The outer wall of the mycoegg is made up of three layers: a thin, brownish outer layer with slightly thickened, loosely interwoven hyphae; a middle layer of white, thin-walled hyphae; and an inner gelatinous matrix containing narrow, transparent hyphae. From this egg-like structure emerges the fruit body, composed of 4–6 thick, white, chambered columns joined at the top and initially connected at the base. These columns elongate to 5–6.5 cm tall, occasionally fusing near the apex to form a simple lattice. Each column supports a pair of small, olive-green, ellipsoid glebal units containing the reproductive tissue (gleba). These units have a wrinkled surface and release a strong, cinnamon-like aroma thought to attract insects.

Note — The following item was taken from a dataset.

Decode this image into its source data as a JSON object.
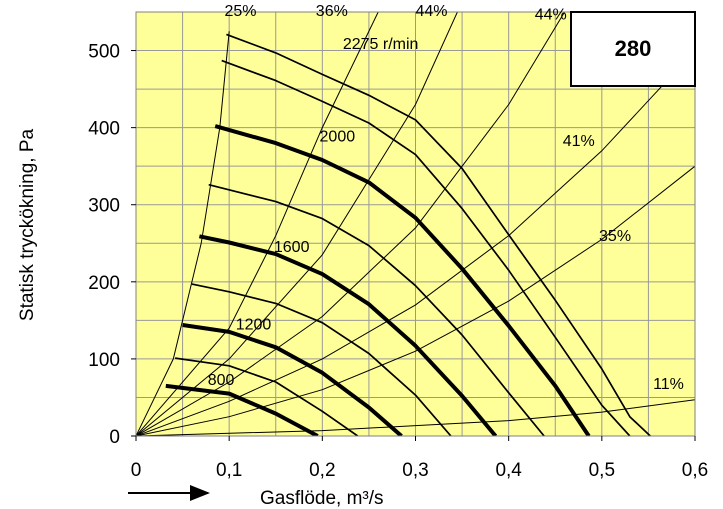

The spore-producing surface (hymenium) lines the inner sides of the glebal chambers and is composed of densely packed basidia without sterile cells (cystidia). Each basidium produces eight pale greenish spores, which are narrowly ellipsoid with a blunt end. These spores are statismosporic, meaning they are not forcibly ejected but rely instead on insect vectors for dispersal. Unlike most stinkhorn relatives, which attract flies, Ligiella is visited by stingless bees (e.g., Trigona fulviventris) and ants, which help spread the spores by contacting the gleba during foraging.

The architecture of the gleba is especially noteworthy: instead of a single mass, it is divided into separate units linked to each column, forming a compound structure—a feature not observed in closely related genera. This configuration, along with the use of hymenopteran insects for dispersal and the unusually high spore count per basidium (eight rather than the usual four), sets Ligiella apart from other members of the Clathraceae.